The U.S. Centers for Disease Control and Prevention shortened its recommendation for isolation time for people diagnosed with COVID-19 to five days, if they are symptom-free. 

In guidance issued Dec. 27, the CDC said if a person has no symptoms five days after testing positive for COVID-19, they no longer have to be isolated, but should continue wearing a mask for an additional five days when around others.  

The CDC said the update comes given the information about the Omicron variant and more scientific data demonstrating when the majority of transmission of the coronavirus occurs. 

Generally, science suggests transmission is taking place one to two days prior to the onset of symptoms and two to three days after. 

“The Omicron variant is spreading quickly and has the potential to impact all facets of our society,” CDC director Rochelle Walensky said in a statement

“CDC’s updated recommendations for isolation and quarantine balance what we know about the spread of the virus and the protection provided by vaccination and booster doses.”
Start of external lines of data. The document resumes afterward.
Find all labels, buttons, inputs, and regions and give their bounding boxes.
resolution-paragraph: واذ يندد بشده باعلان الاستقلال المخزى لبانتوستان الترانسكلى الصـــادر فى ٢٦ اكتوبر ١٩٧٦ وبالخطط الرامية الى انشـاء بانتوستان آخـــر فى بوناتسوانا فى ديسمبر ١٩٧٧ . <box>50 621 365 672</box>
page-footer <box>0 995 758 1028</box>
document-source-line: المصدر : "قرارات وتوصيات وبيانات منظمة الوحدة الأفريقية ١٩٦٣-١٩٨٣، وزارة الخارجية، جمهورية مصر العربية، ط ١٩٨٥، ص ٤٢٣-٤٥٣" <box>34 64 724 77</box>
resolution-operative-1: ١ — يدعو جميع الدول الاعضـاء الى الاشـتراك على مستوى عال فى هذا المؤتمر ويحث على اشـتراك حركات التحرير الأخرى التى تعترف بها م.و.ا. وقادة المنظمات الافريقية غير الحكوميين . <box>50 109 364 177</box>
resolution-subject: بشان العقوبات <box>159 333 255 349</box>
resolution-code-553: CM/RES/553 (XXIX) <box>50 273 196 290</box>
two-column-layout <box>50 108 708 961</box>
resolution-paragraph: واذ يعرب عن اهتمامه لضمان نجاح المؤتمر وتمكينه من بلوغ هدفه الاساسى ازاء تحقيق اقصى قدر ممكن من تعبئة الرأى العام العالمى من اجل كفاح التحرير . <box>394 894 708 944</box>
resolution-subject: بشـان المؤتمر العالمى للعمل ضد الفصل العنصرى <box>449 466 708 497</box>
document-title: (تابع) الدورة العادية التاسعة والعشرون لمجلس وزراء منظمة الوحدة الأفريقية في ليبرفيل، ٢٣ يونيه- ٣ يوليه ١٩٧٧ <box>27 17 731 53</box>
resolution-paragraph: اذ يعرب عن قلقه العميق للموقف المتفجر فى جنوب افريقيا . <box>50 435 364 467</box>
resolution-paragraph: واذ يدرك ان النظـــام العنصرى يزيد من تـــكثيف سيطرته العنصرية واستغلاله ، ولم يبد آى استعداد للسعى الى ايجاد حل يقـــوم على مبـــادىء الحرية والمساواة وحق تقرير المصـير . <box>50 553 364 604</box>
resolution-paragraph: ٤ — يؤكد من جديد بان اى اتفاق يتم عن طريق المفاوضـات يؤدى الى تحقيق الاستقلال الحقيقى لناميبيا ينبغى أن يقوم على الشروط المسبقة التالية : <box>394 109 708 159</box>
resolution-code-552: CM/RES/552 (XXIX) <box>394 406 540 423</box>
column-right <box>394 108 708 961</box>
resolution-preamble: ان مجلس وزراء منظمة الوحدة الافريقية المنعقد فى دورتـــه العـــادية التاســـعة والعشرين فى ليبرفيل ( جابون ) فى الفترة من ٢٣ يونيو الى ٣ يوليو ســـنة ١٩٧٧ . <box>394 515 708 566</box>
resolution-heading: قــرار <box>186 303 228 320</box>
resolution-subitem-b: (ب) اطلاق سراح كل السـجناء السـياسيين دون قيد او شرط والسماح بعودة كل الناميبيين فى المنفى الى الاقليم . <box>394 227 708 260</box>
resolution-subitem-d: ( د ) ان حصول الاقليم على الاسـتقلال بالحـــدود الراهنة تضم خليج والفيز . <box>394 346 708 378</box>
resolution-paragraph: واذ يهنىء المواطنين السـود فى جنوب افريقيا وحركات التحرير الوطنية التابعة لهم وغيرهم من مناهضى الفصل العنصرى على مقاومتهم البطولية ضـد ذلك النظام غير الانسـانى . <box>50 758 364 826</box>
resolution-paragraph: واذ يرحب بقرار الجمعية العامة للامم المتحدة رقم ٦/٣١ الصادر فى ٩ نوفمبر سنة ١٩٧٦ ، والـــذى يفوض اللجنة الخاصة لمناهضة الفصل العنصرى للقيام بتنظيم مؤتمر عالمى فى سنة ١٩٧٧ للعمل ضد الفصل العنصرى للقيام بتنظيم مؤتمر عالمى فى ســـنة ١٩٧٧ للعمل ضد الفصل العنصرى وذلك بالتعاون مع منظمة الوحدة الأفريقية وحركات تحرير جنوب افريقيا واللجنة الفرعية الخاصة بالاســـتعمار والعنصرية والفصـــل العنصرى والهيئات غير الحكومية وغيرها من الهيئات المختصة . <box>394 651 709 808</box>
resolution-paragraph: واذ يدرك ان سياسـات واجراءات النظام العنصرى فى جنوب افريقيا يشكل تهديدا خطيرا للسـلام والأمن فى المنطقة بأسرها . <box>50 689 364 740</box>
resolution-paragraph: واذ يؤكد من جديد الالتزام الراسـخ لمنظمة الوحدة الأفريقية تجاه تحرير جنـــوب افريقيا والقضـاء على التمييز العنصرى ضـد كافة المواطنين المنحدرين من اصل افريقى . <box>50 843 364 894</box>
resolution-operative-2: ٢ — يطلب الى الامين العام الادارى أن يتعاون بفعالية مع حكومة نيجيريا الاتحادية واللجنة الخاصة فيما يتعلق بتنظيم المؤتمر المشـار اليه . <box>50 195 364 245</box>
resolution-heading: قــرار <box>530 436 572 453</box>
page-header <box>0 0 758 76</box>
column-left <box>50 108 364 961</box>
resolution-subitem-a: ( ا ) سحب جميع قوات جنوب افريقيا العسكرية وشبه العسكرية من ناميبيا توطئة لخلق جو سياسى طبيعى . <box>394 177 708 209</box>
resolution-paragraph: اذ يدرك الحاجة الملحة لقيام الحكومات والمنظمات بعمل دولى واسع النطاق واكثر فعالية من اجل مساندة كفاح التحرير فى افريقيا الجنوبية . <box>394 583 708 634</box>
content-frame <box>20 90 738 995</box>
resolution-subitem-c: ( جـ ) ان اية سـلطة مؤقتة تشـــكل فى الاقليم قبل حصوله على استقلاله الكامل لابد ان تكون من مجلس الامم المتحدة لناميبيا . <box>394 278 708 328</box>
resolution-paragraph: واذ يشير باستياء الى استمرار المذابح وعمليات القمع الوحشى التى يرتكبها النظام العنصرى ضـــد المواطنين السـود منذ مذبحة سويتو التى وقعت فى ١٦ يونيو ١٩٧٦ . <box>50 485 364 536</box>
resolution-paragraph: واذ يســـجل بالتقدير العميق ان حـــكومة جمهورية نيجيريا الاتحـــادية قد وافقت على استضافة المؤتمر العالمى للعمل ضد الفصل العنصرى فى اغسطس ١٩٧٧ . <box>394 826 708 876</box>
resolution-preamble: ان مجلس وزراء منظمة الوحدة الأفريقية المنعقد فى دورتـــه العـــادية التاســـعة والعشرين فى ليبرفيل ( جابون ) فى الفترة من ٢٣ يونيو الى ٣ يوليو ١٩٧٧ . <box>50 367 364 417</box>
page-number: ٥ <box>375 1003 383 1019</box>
The updated guidance also comes with a shortened quarantine period those exposed to COVID-19. 

Guidance

Source: U.S. Centers for Disease Control and Prevention.

Vaccination Status

Unvaccinated people should quarantine for five days following an exposure and continue to wear a mask for an additional five days.

The same guidance is recommended for people who are more than six months out from their second mRNA dose and not yet boosted, and more than two months out from one Johnson & Johnson vaccine. 

The CDC said those who received a booster shot do not need to be quarantined, but should wear a mask for 10 days after being exposed to COVID-19. 

Anyone who is exposed to the virus is encouraged to test for COVID-19 at day five of exposure.

Anyone who is exposed to the virus is encouraged to test for COVID-19 at day five of exposure, or if they have symptoms of the virus. 

"T​​hese updates ensure people can safely continue their daily lives," Walensky said.

"Prevention is our best option: get vaccinated, get boosted, wear a mask in public indoor settings in areas of substantial and high community transmission, and take a test before you gather."